Military commissions: A legacy of illegality and ineptitude

The Obama administration’s decision to reform the military commissions – rather than retire them – seems misguided.

Guantanamo Bay
Military commissions remain a second-class justice system, despite efforts to improve them [GALLO/GETTY]

The United States is now prosecuting some of the most important terrorism cases in its history in military commissions at Guantanamo Bay. More than a decade after their creation by the Bush administration, however, the commissions remain a legal experiment gone awry. The Obama administration’s decision to reform the commissions – rather than retire them – seems increasingly misguided.  

A federal appeals court has now rejected two key charges used by commission prosecutors – conspiracy and material support for terrorism – because they are not recognised as war crimes under international law. The chief prosecutor, Brigadier General Mark Martins, subsequently sought to withdraw conspiracy charges from pending cases, but the Convening Authority, which determines whether specific charges should be referred to trial by military commission, denied the request. The Obama administration, meanwhile, is seeking to overturn the appeals court’s rulings, with Attorney General Eric Holder rejecting the recommendation from the Solicitor General not to proceed with a further appeal. As Martins recognises, proceeding with war crimes charges not sanctioned by international law undermines the commissions’ legitimacy. 

Recent events continue to reveal serious improprieties in the conduct of the trials. Last week, attorneys for Khalid Sheik Mohammed and the other 9/11 defendants sought to halt proceedings after learning that 500,000 internal defence emails had been seized and defence files had disappeared from computer servers. In their handwritten motion to the commission judge, defence attorneys stressed that the compromise of data undermines the right to the effective representation of counsel guaranteed by the Sixth Amendment to the Constitution and the Military Commissions Act. 

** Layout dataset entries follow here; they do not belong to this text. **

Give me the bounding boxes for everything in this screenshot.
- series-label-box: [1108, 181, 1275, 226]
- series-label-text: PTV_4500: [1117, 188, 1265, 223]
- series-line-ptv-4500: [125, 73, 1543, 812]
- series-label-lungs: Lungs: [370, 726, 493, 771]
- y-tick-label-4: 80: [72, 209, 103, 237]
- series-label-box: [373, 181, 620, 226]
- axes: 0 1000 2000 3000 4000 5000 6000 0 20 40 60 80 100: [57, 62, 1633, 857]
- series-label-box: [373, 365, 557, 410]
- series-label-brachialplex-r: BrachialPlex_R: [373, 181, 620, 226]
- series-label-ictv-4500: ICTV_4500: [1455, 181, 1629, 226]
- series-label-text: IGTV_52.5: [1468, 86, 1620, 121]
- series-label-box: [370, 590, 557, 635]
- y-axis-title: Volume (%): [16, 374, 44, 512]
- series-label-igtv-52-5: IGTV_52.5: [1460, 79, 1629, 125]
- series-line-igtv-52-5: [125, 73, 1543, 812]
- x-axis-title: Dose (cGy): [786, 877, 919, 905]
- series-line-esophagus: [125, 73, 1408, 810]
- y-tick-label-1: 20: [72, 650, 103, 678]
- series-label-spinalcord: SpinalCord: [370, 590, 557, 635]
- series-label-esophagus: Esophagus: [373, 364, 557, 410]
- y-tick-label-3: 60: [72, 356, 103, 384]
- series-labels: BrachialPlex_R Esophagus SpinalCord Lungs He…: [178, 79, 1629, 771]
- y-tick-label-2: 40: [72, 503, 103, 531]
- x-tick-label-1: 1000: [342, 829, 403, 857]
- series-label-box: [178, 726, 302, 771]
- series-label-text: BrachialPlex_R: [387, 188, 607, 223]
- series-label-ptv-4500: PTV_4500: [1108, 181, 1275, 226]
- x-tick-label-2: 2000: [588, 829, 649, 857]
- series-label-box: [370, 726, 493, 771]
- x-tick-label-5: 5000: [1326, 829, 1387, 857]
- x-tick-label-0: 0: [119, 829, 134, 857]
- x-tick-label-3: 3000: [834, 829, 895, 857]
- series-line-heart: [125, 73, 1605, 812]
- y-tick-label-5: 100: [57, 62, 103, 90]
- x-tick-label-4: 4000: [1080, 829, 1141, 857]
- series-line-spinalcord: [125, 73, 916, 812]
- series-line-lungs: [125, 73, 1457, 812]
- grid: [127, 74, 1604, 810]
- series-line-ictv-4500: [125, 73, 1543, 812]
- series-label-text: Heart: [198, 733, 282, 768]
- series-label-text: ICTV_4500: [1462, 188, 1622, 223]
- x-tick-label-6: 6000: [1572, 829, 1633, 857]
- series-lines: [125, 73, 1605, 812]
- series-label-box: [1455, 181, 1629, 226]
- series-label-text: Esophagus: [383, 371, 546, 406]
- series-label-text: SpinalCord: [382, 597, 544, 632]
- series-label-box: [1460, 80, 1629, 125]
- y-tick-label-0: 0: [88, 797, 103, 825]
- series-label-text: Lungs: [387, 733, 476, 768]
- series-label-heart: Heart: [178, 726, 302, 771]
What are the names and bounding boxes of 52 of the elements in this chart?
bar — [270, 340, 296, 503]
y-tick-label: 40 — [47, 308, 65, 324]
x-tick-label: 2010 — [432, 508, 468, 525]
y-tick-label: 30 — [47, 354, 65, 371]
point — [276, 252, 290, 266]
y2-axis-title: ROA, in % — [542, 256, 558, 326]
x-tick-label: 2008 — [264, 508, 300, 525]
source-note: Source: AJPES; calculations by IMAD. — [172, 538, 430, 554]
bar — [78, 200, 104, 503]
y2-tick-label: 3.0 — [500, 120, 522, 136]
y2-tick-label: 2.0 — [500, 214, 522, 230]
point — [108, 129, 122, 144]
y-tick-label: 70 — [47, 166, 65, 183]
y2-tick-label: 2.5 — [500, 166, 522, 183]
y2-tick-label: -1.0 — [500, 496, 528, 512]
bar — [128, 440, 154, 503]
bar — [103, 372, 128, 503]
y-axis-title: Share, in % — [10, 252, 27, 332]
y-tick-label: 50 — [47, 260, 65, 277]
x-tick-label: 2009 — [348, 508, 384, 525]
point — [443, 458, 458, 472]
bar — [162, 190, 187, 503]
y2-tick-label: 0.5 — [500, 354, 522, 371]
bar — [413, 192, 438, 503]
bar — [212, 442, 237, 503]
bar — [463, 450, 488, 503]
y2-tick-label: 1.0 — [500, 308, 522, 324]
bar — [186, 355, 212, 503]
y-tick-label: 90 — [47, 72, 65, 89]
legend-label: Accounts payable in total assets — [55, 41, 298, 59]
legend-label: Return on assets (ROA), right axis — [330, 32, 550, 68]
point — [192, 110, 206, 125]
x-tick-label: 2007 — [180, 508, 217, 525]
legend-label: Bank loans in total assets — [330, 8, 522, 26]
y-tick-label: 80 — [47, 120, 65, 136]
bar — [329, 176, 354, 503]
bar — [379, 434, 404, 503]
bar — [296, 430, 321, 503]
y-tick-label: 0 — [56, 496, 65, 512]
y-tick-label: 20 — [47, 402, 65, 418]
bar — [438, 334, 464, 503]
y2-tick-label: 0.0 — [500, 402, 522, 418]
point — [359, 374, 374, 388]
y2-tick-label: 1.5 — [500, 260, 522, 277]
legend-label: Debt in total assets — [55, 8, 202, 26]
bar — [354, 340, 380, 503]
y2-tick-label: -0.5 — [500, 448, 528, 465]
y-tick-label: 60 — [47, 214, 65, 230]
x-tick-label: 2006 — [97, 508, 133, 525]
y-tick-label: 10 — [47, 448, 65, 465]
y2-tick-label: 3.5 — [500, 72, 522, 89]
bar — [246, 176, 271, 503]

The loss of defence files and seizure of internal defence emails are merely the latest examples of the commissions’ enduring flaws. The sudden interruption earlier this year of the public feed from the military courtroom at Guantanamo exposed that a government agency – presumably the CIA – has the ability to secretly censor the feed of proceedings that the public and news media receive on a 40-second delay. The military judge, Army Col James L Pohl, claimed he had no knowledge of the external kill-switch and asserted that he alone has authority to limit public access.  

 Inside Story Americas- Where are the
Guantanamo legal files?

Eavesdropping equipment disguised as smoke detectors has been discovered in the rooms where attorneys meet with their clients. The government denies that it has listened to attorney-client communications, which are privileged by law. But a recent Seton Hall Law School report calls into question the government’s account. The report details how the listening devices are so sensitive they can detect even whispers between attorneys and clients, while the cameras are so powerful that they can read attorneys’ hand-written notes and other confidential documents. The government has failed to explain why it would need such hypersensitive monitoring equipment if not to eavesdrop on confidential attorney-client communications. 

In contrast to military commissions, federal courts have a distinguished history and track record of trying terrorism suspects without sacrificing due process or compromising ethical standards. Had the trials been conducted in federal court, there would never have been a seizure of confidential defence communications, discovery of secret eavesdropping equipment, or any of the other irregularities that have become par for the course at Guantanamo. Indeed, had a federal judge learned that an unnamed government agency was capable of secretly censoring proceedings in the courtroom, it would have prompted an official investigation. 

These revelations do more than confirm that military commissions remain a second-class justice system, despite efforts of the Obama administration to improve them. They underscore that the commissions have never internalised principle of legality nor accepted that defendants must be zealously represented by their attorneys to ensure the integrity of the process. Instead, the commissions remain susceptible to manipulation by the national security apparatus, which views them as an extension of the “war on terrorism” and an opportunity to gather intelligence rather than to provide fair and impartial trials.  

The world is watching, and it is not only the defendants, but also the US that will be judged. Even if some breaches of the attorney-client privilege were inadvertent, they demonstrate a shocking lack of professionalism and respect for the integrity of the judicial process. It is imperative that the US brings those responsible for 9/11 and other terrorist attacks to justice. But it is equally important that it do so in accordance with the rule of law.

Jonathan Hafetz is Associate Professor of Law at Seton Hall University School of Law and the author, most recently, of Habeas Corpus after 9/11: Confronting America’s New Global Detention System.